« Werther » fait incontestablement partie, aux côtés de « La Juive », des grands opéras du XIXe -et parmi les grands airs, « Pourquoi me réveiller » se classe sans difficulté aux côtés de « Rachel quand du Seigneur ».
Mais pourquoi est-ce un grand opéra? Les faiblesses de la dernière production de l’Opéra de Paris, en 2009, avec un Rolando Villazon ne tenant pas face à l’orchestre dans le dit air, l’ont manifesté sans ambages: parce qu’il est incroyablement exigeant pour les voix -en particulier celle du rôle-titre, au point même que Massenet en avait conçu une version adaptée pour baryton.

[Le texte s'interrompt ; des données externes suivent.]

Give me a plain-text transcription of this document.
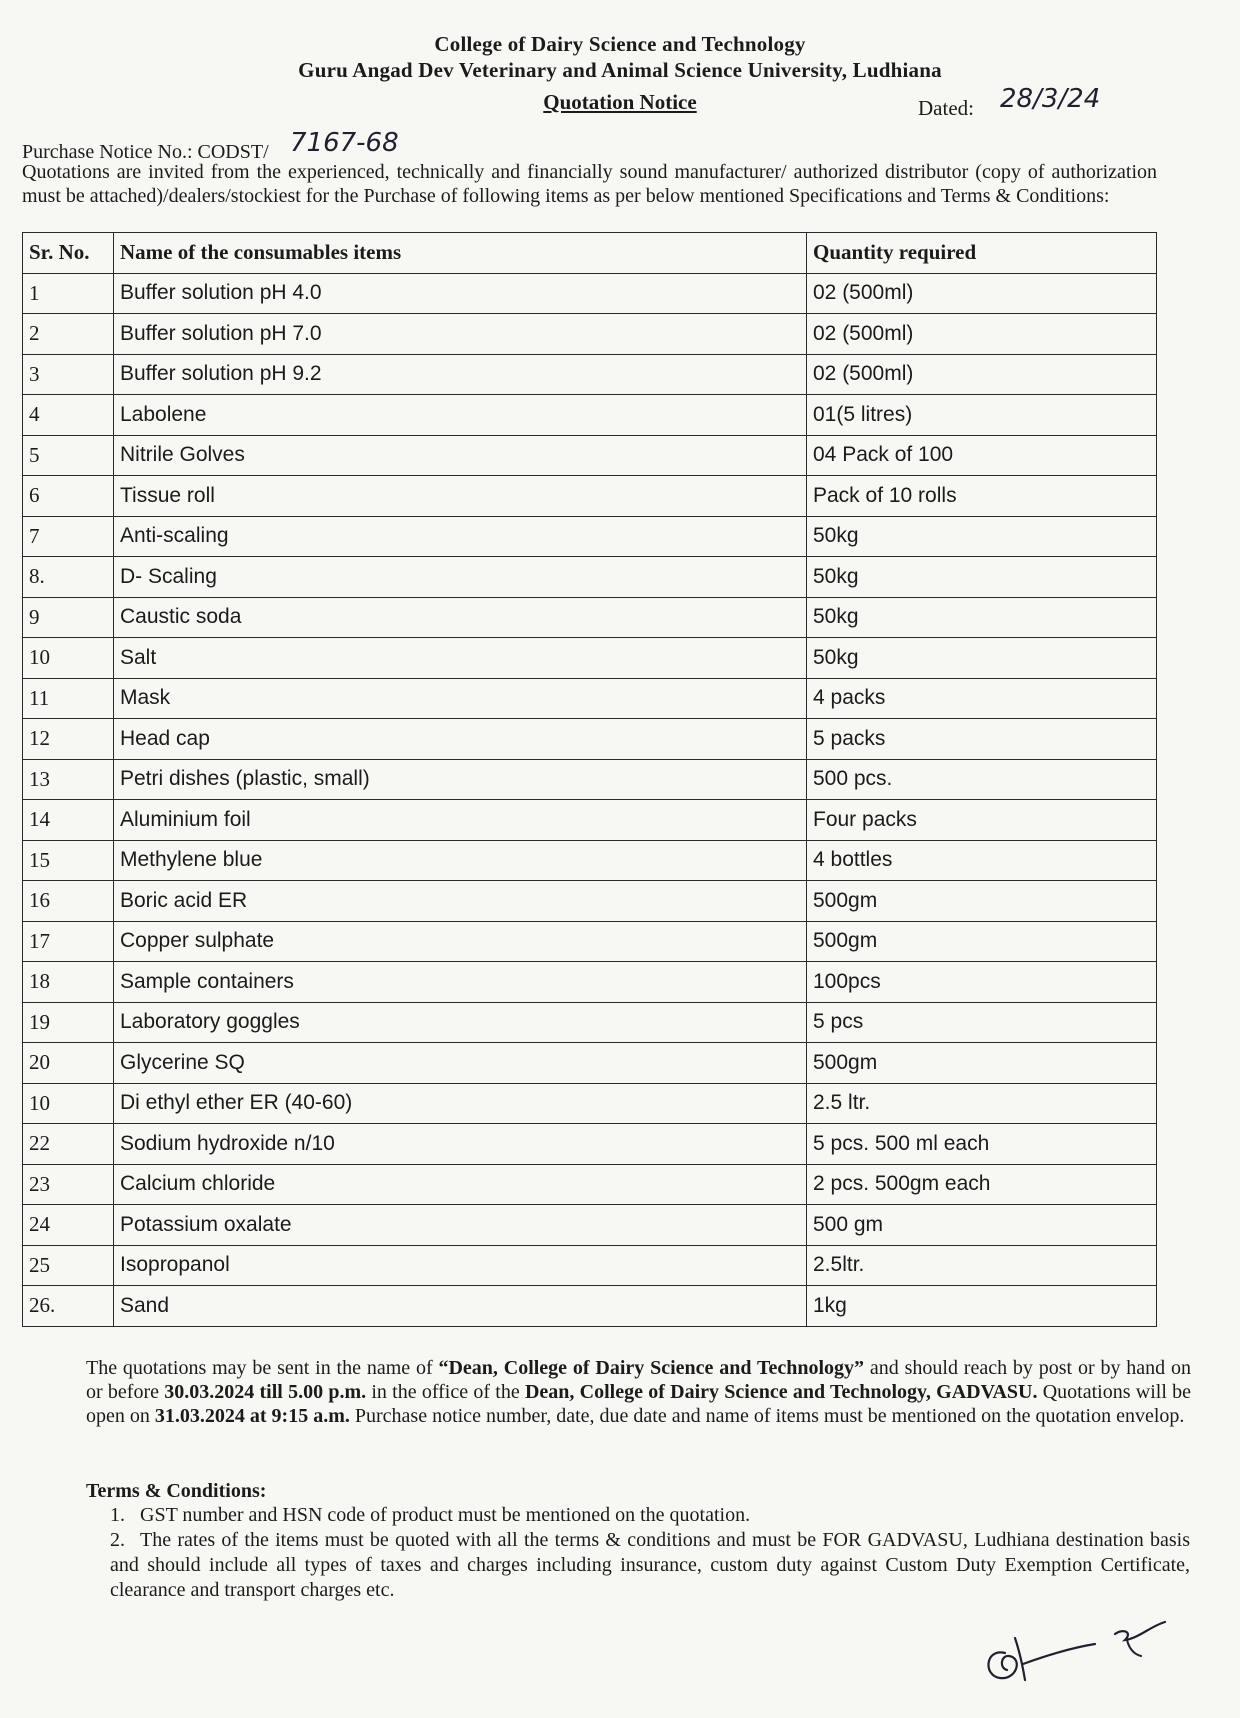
College of Dairy Science and Technology
Guru Angad Dev Veterinary and Animal Science University, Ludhiana
Quotation Notice	Dated: 28/3/24
Purchase Notice No.: CODST/ 7167-68
Quotations are invited from the experienced, technically and financially sound manufacturer/ authorized distributor (copy of authorization must be attached)/dealers/stockiest for the Purchase of following items as per below mentioned Specifications and Terms & Conditions:
Sr. No.	Name of the consumables items	Quantity required
1	Buffer solution pH 4.0	02 (500ml)
2	Buffer solution pH 7.0	02 (500ml)
3	Buffer solution pH 9.2	02 (500ml)
4	Labolene	01(5 litres)
5	Nitrile Golves	04 Pack of 100
6	Tissue roll	Pack of 10 rolls
7	Anti-scaling	50kg
8.	D- Scaling	50kg
9	Caustic soda	50kg
10	Salt	50kg
11	Mask	4 packs
12	Head cap	5 packs
13	Petri dishes (plastic, small)	500 pcs.
14	Aluminium foil	Four packs
15	Methylene blue	4 bottles
16	Boric acid ER	500gm
17	Copper sulphate	500gm
18	Sample containers	100pcs
19	Laboratory goggles	5 pcs
20	Glycerine SQ	500gm
10	Di ethyl ether ER (40-60)	2.5 ltr.
22	Sodium hydroxide n/10	5 pcs. 500 ml each
23	Calcium chloride	2 pcs. 500gm each
24	Potassium oxalate	500 gm
25	Isopropanol	2.5ltr.
26.	Sand	1kg
The quotations may be sent in the name of “Dean, College of Dairy Science and Technology” and should reach by post or by hand on or before 30.03.2024 till 5.00 p.m. in the office of the Dean, College of Dairy Science and Technology, GADVASU. Quotations will be open on 31.03.2024 at 9:15 a.m. Purchase notice number, date, due date and name of items must be mentioned on the quotation envelop.
Terms & Conditions:
1. GST number and HSN code of product must be mentioned on the quotation.
2. The rates of the items must be quoted with all the terms & conditions and must be FOR GADVASU, Ludhiana destination basis and should include all types of taxes and charges including insurance, custom duty against Custom Duty Exemption Certificate, clearance and transport charges etc.
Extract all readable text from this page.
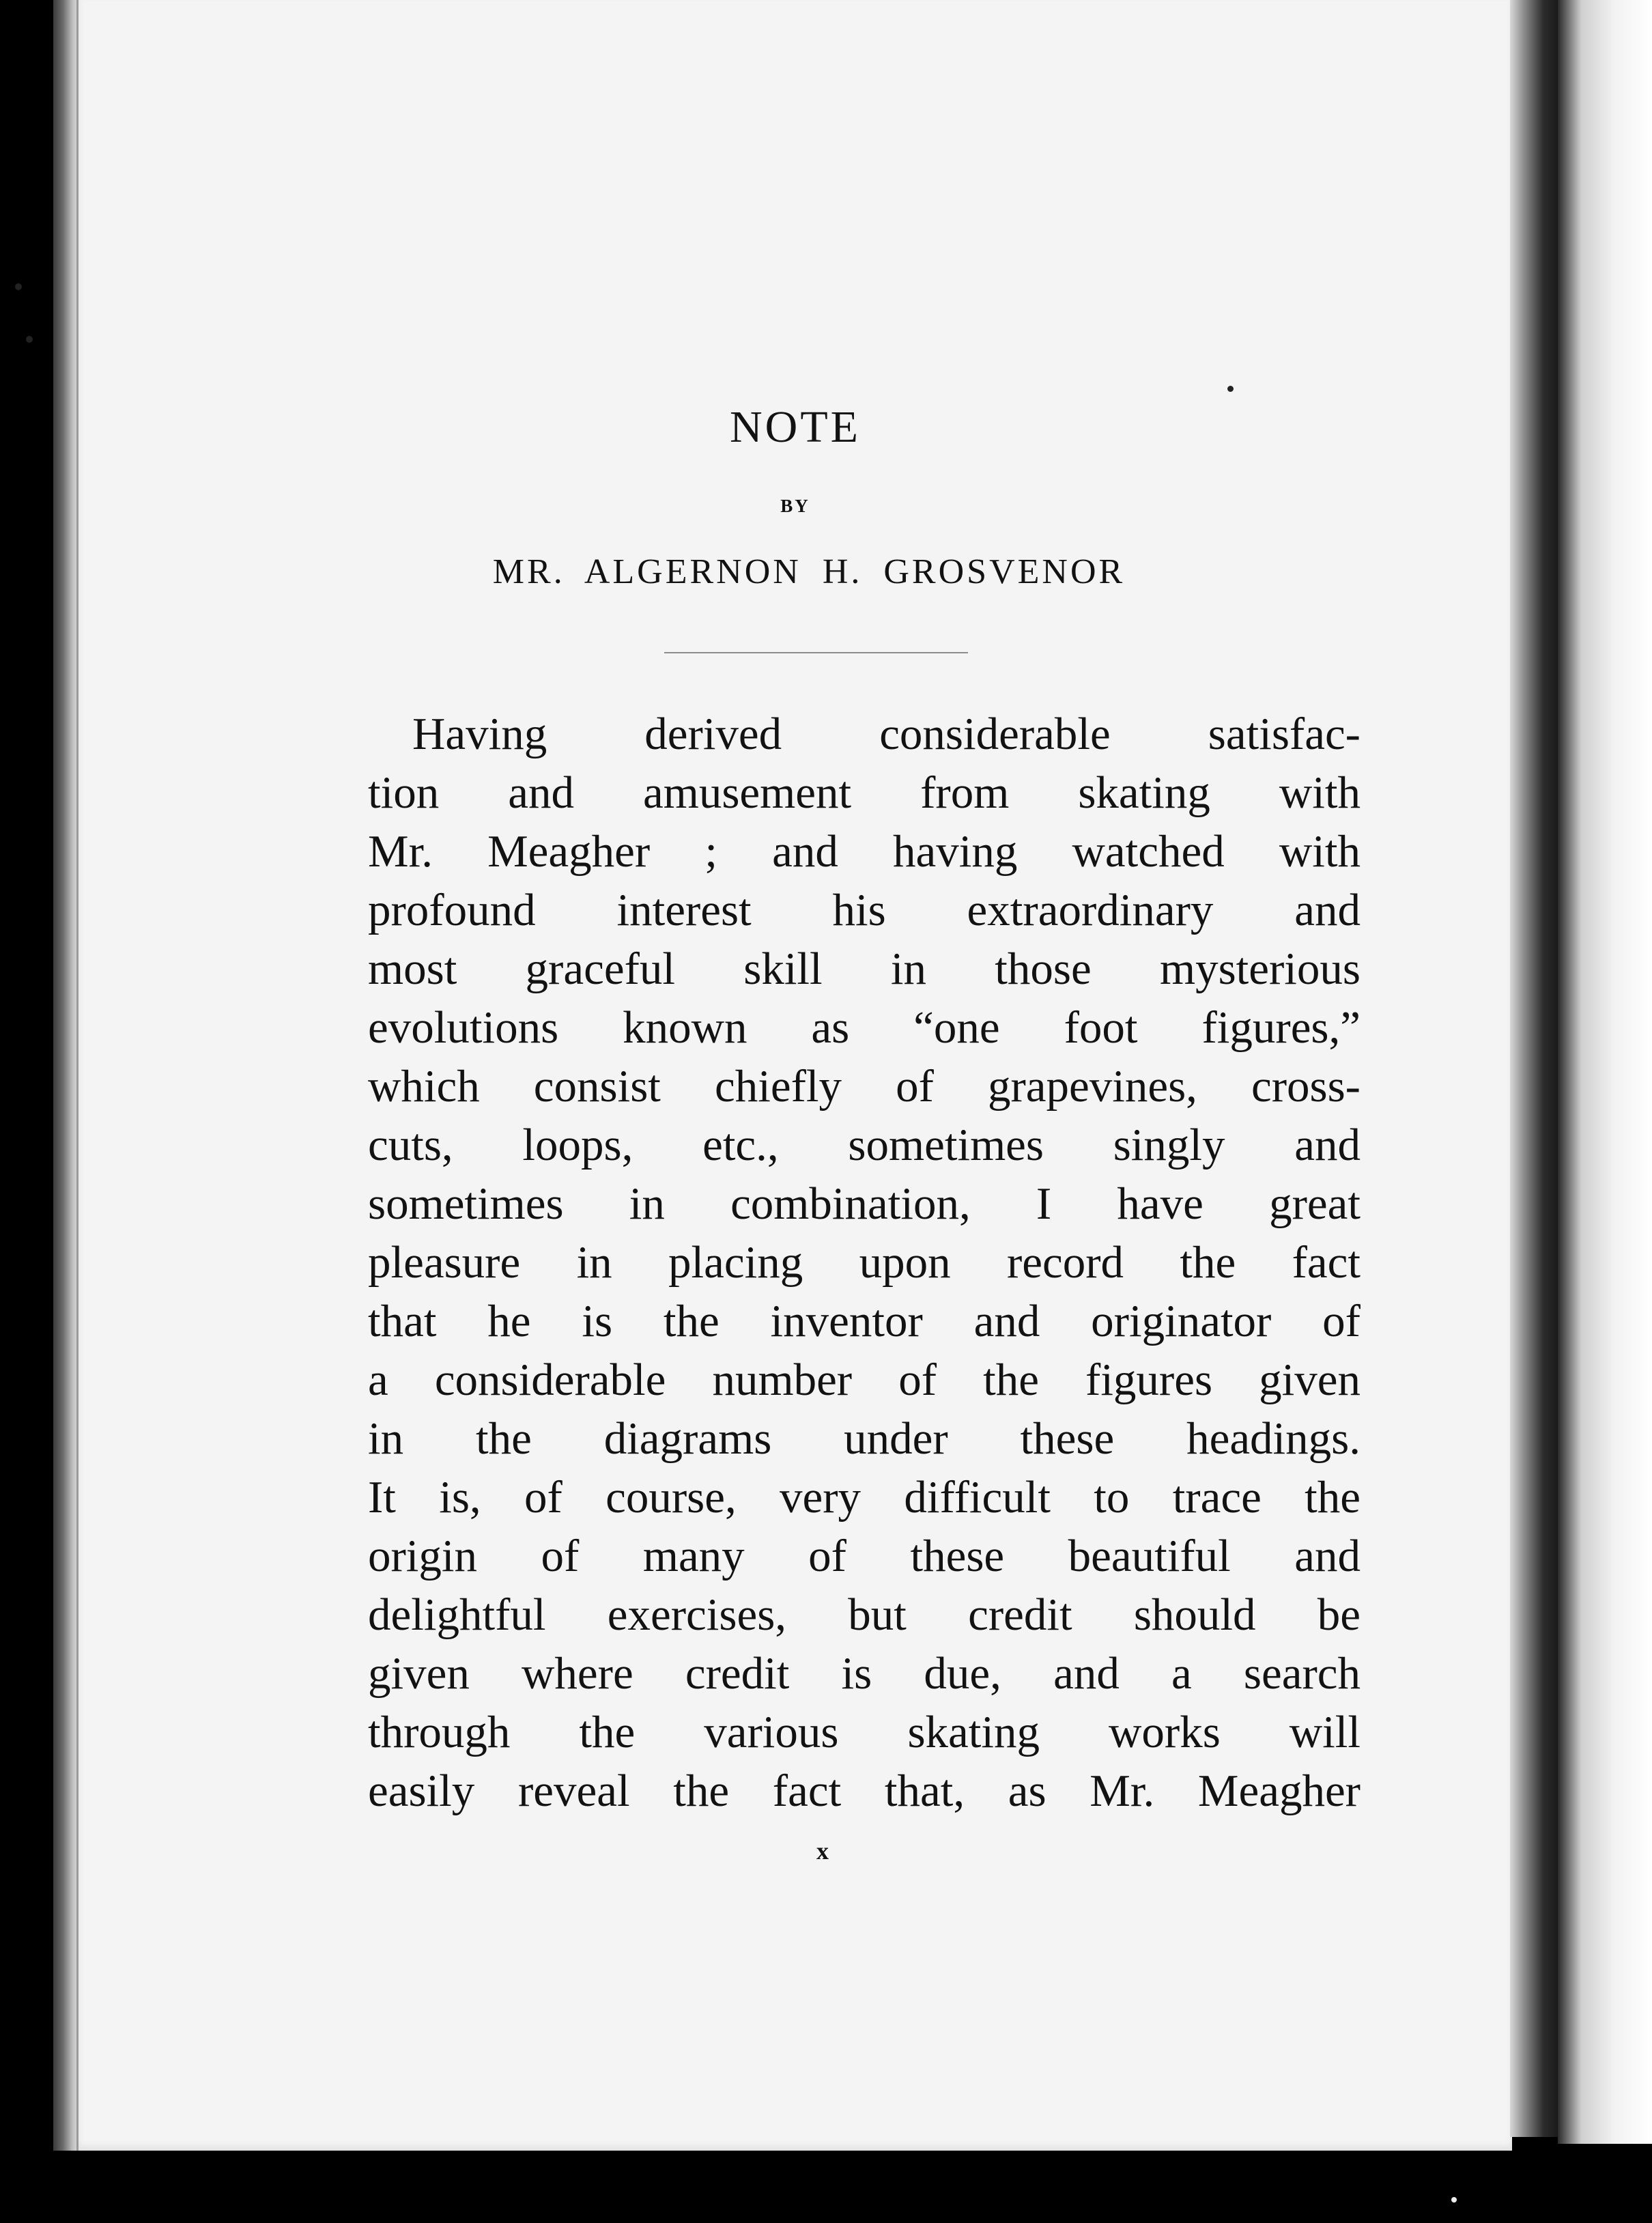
NOTE
BY
MR. ALGERNON H. GROSVENOR
Having derived considerable satisfac-
tion and amusement from skating with
Mr. Meagher ; and having watched with
profound interest his extraordinary and
most graceful skill in those mysterious
evolutions known as “one foot figures,”
which consist chiefly of grapevines, cross-
cuts, loops, etc., sometimes singly and
sometimes in combination, I have great
pleasure in placing upon record the fact
that he is the inventor and originator of
a considerable number of the figures given
in the diagrams under these headings.
It is, of course, very difficult to trace the
origin of many of these beautiful and
delightful exercises, but credit should be
given where credit is due, and a search
through the various skating works will
easily reveal the fact that, as Mr. Meagher
x
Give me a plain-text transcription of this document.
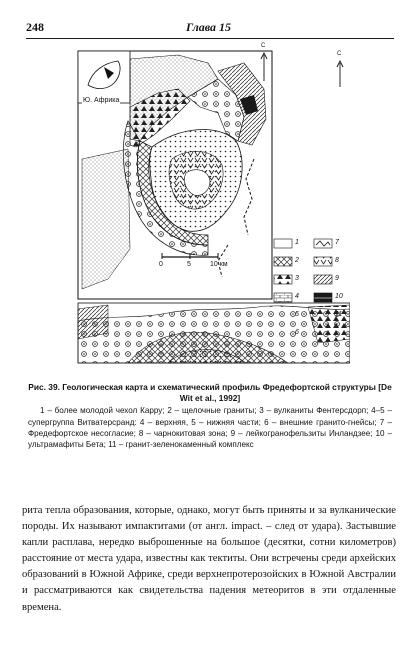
248	Глава 15
Ю. Африка
С
С
0	5	10 км
1
2
3
4
5
6
7
8
9
10
11
Рис. 39. Геологическая карта и схематический профиль Фредефортской структуры [De Wit et al., 1992]
1 – более молодой чехол Карру; 2 – щелочные граниты; 3 – вулканиты Фентерсдорп; 4–5 – супергруппа Витватерсранд: 4 – верхняя, 5 – нижняя части; 6 – внешние гранито-гнейсы; 7 – Фредефортское несогласие; 8 – чарнокитовая зона; 9 – лейкогранофельзиты Инландзее; 10 – ультрамафиты Бета; 11 – гранит-зеленокаменный комплекс

рита тепла образования, которые, однако, могут быть приняты и за вулканические породы. Их называют импактитами (от англ. impact. – след от удара). Застывшие капли расплава, нередко выброшенные на большое (десятки, сотни километров) расстояние от места удара, известны как тектиты. Они встречены среди архейских образований в Южной Африке, среди верхнепротерозойских в Южной Австралии и рассматриваются как свидетельства падения метеоритов в эти отдаленные времена.
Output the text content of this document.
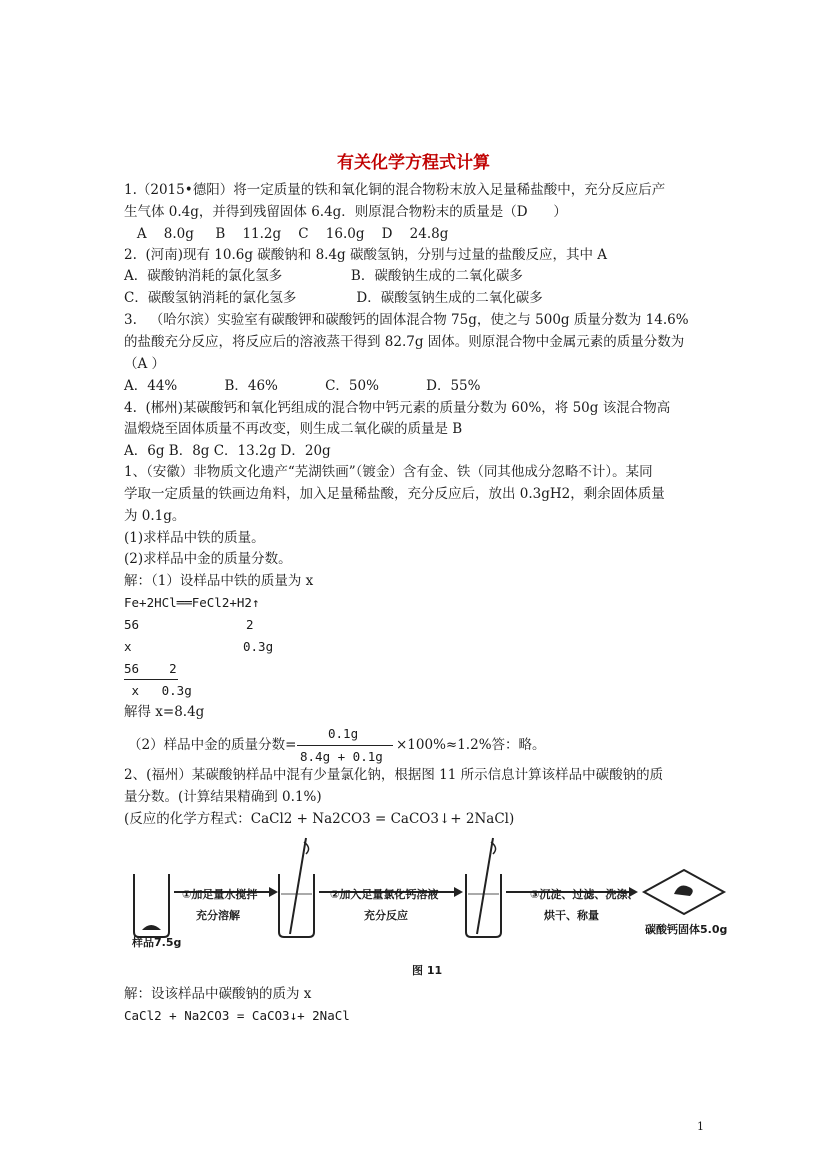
有关化学方程式计算
1.（2015•德阳）将一定质量的铁和氧化铜的混合物粉末放入足量稀盐酸中，充分反应后产
生气体 0.4g，并得到残留固体 6.4g．则原混合物粉末的质量是（D      ）
A    8.0g     B    11.2g    C    16.0g    D    24.8g
2.  (河南)现有 10.6g 碳酸钠和 8.4g 碳酸氢钠，分别与过量的盐酸反应，其中 A
A．碳酸钠消耗的氯化氢多                B．碳酸钠生成的二氧化碳多
C．碳酸氢钠消耗的氯化氢多              D．碳酸氢钠生成的二氧化碳多
3.   （哈尔滨）实验室有碳酸钾和碳酸钙的固体混合物 75g，使之与 500g 质量分数为 14.6%
的盐酸充分反应，将反应后的溶液蒸干得到 82.7g 固体。则原混合物中金属元素的质量分数为
（A ）
A．44%           B．46%           C．50%           D．55%
4.  (郴州)某碳酸钙和氧化钙组成的混合物中钙元素的质量分数为 60%，将 50g 该混合物高
温煅烧至固体质量不再改变，则生成二氧化碳的质量是 B
A．6g B．8g C．13.2g D．20g
1、（安徽）非物质文化遗产“芜湖铁画”（镀金）含有金、铁（同其他成分忽略不计）。某同
学取一定质量的铁画边角料，加入足量稀盐酸，充分反应后，放出 0.3gH2，剩余固体质量
为 0.1g。
(1)求样品中铁的质量。
(2)求样品中金的质量分数。
解：（1）设样品中铁的质量为 x
Fe+2HCl══FeCl2+H2↑
56	2
x	0.3g
56    2
x   0.3g
解得 x=8.4g
（2）样品中金的质量分数=
0.1g
8.4g + 0.1g
×100%≈1.2%答：略。
2、(福州）某碳酸钠样品中混有少量氯化钠，根据图 11 所示信息计算该样品中碳酸钠的质
量分数。(计算结果精确到 0.1%)
(反应的化学方程式：CaCl2 + Na2CO3 = CaCO3↓+ 2NaCl)
①加足量水搅拌
充分溶解
②加入足量氯化钙溶液
充分反应
③沉淀、过滤、洗涤、
烘干、称量
样品7.5g
碳酸钙固体5.0g
图 11
解：设该样品中碳酸钠的质为 x
CaCl2 + Na2CO3 = CaCO3↓+ 2NaCl
1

La défaillance de Villazon, due à une « Traviata » trop magnifique et trop exigeante, désormais mythique, avait d’ailleurs ouvert la voie à son remplacement par le baryton interprète d’Albert, Ludovic Tézier -qui reprend ce dernier rôle dans la nouvelle production de l’Opéra de Paris.
Et il faut le dire tout net: cette production est musicalement impeccable (si tant est qu’une production puisse l’être). Sophie Koch est une merveilleuse Charlotte, Anne-Catherine Gillet une remarquable Sophie.
Et Jonas Kaufmann en Werther! Même au sommet de « Pourquoi me réveiller », sa voix tient face à l’orchestre. Michel Plasson, le chef d’orchestre, maîtrise parfaitement un ensemble qui fut parfois erratique, en d’autres temps.
Deux points pour conclure: tout d’abord, la mise en scène. Evidemment. L’opéra ne se contente pas de versions de chambre. Celle-ci, rachetée par l’Opéra, est due au cinéaste Benoît Jacquot. Ses ombres nordiques, sa lumière froide ne sont pas sans faire penser à la relecture que le peintre Hammershoi proposa, au XIXe siècle, des maîtres hollandais. Façon illustrative de rendre l’atmosphère de déréliction qui règne dans le royaume de douleurs propre au jeune Werther.
Enfin, l’acte IV: cette morte lente, cette agonie en musique de Werther, n’est-elle pas sans faire penser, même lointainement, au « Liebestod » de Wagner? Mourir d’amour, mourir à cause de l’amour: une clef pour les passions d’un opéra extrême.